Cuprate superconductors, discovered in 1986, still confront researchers of condensed matter physics with unresolved challenges. On top of this, superconductivity research is now booming again—thanks to recent studies that demonstrate how phenomena like charge order and fluctuations can coexist and interact with high-temperature superconductivity.

To help researchers approach the daunting amount of literature on this subject, the Special Topics issue of the Journal of the Physical Society of Japan includes 12 papers on recent experimental and theoretical research on remarkable new phenomena in high-temperature superconductors.

First, Uchida provides an overview of the field and future prospects, while Tranquada and colleagues pursue the relationship between charge order and superconductivity using scattering and transport techniques in cuprate families.

Fujita and colleagues provide an atomic-scale visualization of Cooper-pair density waves using scanning tunneling microscopy techniques. Meanwhile, Lee summarizes recent findings on the charge density wave in superconducting cuprates using X-ray scattering.

Also employing X-ray scattering techniques, Arpaia and Ghiringhelli explore high temperature and high energy charge fluctuations, whereas Le Tacon and colleagues investigate charge order and phonon anomalies under uniaxial stress.

Abbamonte and colleagues search for a new ordered state using X-ray diffraction, and Kawasaki and colleagues employ nuclear magnetic resonance to probe charge order and fluctuations.

On the theoretical side, Imada explores the relationships between charge order and superconductivity and how to measure them using spectroscopic methods.

Devereaux and colleagues analyze charge-spin fluctuations using large-scale numerical calculation of the Hubbard model, while Yamase delves into the theory of bond charge order, collective charge fluctuations, and nematic order.
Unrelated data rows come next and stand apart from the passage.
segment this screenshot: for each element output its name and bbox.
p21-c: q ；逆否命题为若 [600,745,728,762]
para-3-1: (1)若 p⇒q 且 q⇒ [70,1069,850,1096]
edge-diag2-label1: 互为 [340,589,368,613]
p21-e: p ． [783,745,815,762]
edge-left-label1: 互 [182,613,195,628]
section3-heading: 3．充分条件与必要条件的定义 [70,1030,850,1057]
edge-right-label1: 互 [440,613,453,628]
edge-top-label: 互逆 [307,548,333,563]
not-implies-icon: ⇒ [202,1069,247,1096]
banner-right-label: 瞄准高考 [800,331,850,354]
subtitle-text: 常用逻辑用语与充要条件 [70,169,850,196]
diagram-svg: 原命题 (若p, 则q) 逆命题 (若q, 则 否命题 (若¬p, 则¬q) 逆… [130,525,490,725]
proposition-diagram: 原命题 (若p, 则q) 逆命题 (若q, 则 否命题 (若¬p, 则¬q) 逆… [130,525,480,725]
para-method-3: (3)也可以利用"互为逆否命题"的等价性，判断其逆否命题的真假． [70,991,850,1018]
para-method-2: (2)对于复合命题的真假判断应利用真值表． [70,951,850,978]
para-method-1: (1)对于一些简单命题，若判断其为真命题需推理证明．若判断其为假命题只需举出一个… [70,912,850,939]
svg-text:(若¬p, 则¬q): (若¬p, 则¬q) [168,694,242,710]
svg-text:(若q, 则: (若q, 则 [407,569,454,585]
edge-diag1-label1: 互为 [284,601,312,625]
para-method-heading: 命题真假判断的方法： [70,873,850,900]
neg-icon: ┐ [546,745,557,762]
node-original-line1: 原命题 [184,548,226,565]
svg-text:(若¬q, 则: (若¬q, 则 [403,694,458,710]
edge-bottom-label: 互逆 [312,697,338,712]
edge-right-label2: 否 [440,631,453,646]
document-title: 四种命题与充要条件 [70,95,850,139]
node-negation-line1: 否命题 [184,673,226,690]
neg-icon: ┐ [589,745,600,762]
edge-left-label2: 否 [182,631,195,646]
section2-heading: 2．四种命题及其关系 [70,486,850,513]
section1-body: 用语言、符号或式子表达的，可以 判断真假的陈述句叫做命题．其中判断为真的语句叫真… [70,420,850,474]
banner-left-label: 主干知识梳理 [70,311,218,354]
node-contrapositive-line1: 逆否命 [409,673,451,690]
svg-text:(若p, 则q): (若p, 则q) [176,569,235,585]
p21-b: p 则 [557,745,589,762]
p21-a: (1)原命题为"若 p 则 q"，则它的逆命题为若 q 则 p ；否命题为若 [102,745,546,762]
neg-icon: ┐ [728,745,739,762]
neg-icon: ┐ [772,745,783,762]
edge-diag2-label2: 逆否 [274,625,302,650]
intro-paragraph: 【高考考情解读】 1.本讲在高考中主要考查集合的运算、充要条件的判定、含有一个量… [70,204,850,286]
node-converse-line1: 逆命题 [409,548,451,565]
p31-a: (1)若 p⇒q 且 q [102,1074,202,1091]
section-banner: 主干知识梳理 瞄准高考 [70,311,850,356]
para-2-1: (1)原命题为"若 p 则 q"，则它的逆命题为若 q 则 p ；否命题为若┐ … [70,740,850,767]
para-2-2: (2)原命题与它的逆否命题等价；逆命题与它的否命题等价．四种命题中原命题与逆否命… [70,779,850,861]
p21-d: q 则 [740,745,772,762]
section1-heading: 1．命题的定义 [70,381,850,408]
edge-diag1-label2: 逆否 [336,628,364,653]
Finally, Kontani and colleagues explore the theory of various liquid crystal orders in cuprate superconductors and related materials.

The sheer amount of knowledge that has been accumulated on high-temperature superconductivity makes it hard for new researchers to approach the subject, but this issue will hopefully be a useful source of information so that anyone can approach and grasp the hottest spots of the field.